Ellen S. Woodward (1887-1971) was touted as Roosevelt's second most powerful woman appointee. Among American women only Eleanor Roosevelt and Labor Department Secretary Frances Perkins could claim more elevated roles in the circle of FDR's administration. This long overdue biography of such a remarkable leader traces Woodward's odyssey from the parlors of her Mississippi clubwomen associates to a position as director of women's work relief under three successive New Deal agencies from 1933 to 1938. Swain depicts Woodward in the vital roles she took in alleviating the working woman's plight. Particularly rich is Swain's account of Woodward's attempts to remain vital in policymaking during the Truman era, when Eleanor Roosevelt was no longer the central figure of the women's coterie.

1993
The dragon's blood: feminist intertextuality in Eudora Welty's The golden apples
Rebecca Mark

Rebecca Mark's study proposes feminist intertextuality as a reading strategy for a critical study of Welty. Here Mark directly attacks the problem of literary influence which for decades has intrigued critics of The Golden Apples.
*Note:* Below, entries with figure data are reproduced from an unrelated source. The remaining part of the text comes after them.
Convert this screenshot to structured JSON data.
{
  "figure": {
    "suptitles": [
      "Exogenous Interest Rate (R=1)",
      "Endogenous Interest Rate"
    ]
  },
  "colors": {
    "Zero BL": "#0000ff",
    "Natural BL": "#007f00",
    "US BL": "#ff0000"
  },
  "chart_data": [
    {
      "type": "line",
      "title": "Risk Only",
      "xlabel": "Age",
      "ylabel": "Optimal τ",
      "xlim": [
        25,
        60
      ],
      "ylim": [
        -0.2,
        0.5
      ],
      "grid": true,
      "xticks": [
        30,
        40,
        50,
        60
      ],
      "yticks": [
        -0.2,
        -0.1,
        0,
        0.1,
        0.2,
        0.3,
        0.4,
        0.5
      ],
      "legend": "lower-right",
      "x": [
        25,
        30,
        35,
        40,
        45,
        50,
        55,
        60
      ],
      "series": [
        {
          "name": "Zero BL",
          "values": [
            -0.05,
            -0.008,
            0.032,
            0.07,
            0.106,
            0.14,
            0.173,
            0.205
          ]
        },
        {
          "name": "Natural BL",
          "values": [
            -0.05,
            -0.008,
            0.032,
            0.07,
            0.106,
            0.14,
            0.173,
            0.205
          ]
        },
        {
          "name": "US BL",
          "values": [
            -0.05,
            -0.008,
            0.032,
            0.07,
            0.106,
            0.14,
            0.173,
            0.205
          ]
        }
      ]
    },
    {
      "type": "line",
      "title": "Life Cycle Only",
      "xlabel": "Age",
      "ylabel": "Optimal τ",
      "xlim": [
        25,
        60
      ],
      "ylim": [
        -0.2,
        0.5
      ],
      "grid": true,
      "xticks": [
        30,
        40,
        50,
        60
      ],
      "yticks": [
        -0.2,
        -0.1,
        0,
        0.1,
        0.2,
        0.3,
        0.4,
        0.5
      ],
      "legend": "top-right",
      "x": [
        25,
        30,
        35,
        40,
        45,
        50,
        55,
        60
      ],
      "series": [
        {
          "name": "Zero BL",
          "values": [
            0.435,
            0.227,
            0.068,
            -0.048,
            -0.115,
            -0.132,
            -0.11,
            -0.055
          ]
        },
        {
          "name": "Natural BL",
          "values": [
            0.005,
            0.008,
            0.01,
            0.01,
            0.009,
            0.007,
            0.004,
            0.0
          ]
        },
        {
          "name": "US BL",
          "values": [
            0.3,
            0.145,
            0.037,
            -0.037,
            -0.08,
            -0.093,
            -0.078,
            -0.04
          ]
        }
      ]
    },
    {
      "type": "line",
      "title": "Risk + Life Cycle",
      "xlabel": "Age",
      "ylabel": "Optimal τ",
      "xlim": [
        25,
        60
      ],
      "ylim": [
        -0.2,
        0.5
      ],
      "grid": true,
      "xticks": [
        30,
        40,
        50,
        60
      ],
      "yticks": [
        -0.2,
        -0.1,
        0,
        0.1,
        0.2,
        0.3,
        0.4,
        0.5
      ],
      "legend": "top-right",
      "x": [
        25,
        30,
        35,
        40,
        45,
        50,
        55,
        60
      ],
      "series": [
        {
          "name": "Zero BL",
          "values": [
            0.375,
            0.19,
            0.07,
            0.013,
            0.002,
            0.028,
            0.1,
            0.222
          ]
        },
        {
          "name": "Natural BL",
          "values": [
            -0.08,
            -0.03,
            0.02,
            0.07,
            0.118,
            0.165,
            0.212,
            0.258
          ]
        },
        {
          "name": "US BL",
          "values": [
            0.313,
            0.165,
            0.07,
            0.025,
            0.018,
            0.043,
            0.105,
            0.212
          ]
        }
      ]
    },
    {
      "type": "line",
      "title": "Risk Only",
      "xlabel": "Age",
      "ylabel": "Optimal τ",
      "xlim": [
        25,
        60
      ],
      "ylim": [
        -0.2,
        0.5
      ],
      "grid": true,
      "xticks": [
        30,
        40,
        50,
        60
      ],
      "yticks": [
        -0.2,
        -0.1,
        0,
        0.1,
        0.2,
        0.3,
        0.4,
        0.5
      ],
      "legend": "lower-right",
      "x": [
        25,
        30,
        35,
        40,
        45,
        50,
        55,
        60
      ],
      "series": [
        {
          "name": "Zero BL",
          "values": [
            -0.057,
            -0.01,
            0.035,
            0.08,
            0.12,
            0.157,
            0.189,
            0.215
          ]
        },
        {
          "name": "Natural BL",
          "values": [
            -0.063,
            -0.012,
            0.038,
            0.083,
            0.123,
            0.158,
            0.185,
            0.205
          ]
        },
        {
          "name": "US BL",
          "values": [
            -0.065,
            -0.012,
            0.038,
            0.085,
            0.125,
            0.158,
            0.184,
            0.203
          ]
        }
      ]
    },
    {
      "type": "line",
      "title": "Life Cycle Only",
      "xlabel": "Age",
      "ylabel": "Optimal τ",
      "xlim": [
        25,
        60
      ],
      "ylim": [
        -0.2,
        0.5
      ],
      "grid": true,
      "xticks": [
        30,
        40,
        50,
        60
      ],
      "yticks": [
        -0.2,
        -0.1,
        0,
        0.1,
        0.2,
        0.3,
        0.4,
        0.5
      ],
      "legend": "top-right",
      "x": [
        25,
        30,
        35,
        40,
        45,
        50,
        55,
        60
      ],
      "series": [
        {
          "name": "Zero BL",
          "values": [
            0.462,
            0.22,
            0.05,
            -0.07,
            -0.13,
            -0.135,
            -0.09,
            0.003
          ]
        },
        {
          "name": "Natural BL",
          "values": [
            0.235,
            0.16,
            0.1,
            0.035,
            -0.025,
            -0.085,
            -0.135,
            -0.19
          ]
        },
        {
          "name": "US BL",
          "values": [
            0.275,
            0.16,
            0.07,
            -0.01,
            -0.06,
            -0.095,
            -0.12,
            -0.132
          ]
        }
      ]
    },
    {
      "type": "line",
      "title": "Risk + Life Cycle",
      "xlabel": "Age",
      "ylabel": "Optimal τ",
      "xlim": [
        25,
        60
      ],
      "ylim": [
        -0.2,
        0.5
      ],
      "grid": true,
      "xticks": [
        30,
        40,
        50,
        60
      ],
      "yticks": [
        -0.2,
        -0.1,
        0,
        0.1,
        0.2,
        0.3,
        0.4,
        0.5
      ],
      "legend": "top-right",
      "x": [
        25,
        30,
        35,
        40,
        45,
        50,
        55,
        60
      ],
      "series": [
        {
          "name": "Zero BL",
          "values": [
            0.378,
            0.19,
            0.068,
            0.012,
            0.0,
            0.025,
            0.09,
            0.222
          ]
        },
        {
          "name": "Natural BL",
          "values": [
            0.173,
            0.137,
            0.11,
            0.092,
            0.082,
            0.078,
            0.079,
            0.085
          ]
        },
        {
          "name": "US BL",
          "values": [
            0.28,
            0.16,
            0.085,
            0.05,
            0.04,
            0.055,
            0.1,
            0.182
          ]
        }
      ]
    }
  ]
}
Many have focused on its mythical dimensions. Instead, Mark finds allusions that are far more pervasive. These she sees to be a direct challenge to the dominant cultural voices of literary tradition. She argues that Welty's text refutes the apocalypse and despair that are hallmarks formulated by Joyce and by Faulkner. She shows indeed that Welty's text confronts one of the mainstays of western literary tradition - the indomitable hero.

1992
Feminine sense in Southern memoir: Smith, Glasgow, Welty, Hellman, Porter, and Hurston
Will Brantley

In Feminine Sense in Southern Memoir dominant themes from Smith's autobiography, Killers of the Dream, are synthesized as other liberal feminine voices in the chorus of southern memoirs examine norms of gender, problems of race, and patriarchal power structures. Ellen Glasgow's The Woman Within (1954) and Eudora Welty's One Writer's Beginnings (1984) center on the woman writer's inner life and demonstrate the legitimacy of making this life the object of public attention. Lillian Hellman's Scoundrel Time (1976) and Katherine Anne Porter's The Never-Ending Wrong (1977) define the individual in conflict with reactionary forces in modern America. In Dust Tracks on a Road (1942, 1984) Zora Neale Hurston connects the problems of gender, region, nation, and race.

 

1991
The heart of the story: Eudora Welty's short fiction
Peter Schmidt

Discusses the short stories of Eudora Welty, including the portrayal of heroines and women artists, misogyny in the tragic stories, women's comedy, and the place of her work within American women's literature.

 

 

1990
Feminist alternatives: irony and fantasy in the contemporary novel by women
Nancy Walker

This analytical survey of contemporary fiction is a study of more than twenty-five novels written by women during a twenty-year period of rapid socio-cultural change resulting from the philosophy and goals of the contemporary women's movement. The author contends that the novels of the period 1969-1988 served as a dialogue among women authors and their readers as they attempted to deal with dramatic alterations in attitudes toward career, sexuality, and continued tension between personal autonomy and cultural sexism. In readings of novels by American, British, and Canadian authors, including Gail Godwin, Toni Morrison, Margaret Drabble, Doris Lessing, Maxine Hong Kingston, and Margaret Atwood, the author proposes that the narrative devices of irony and fantasy are used commonly in these novels to reflect women's increased detachment from cultural attempts to define women's nature and role, and their need to imagine alternative ways of ordering their own lives and the structure of society itself.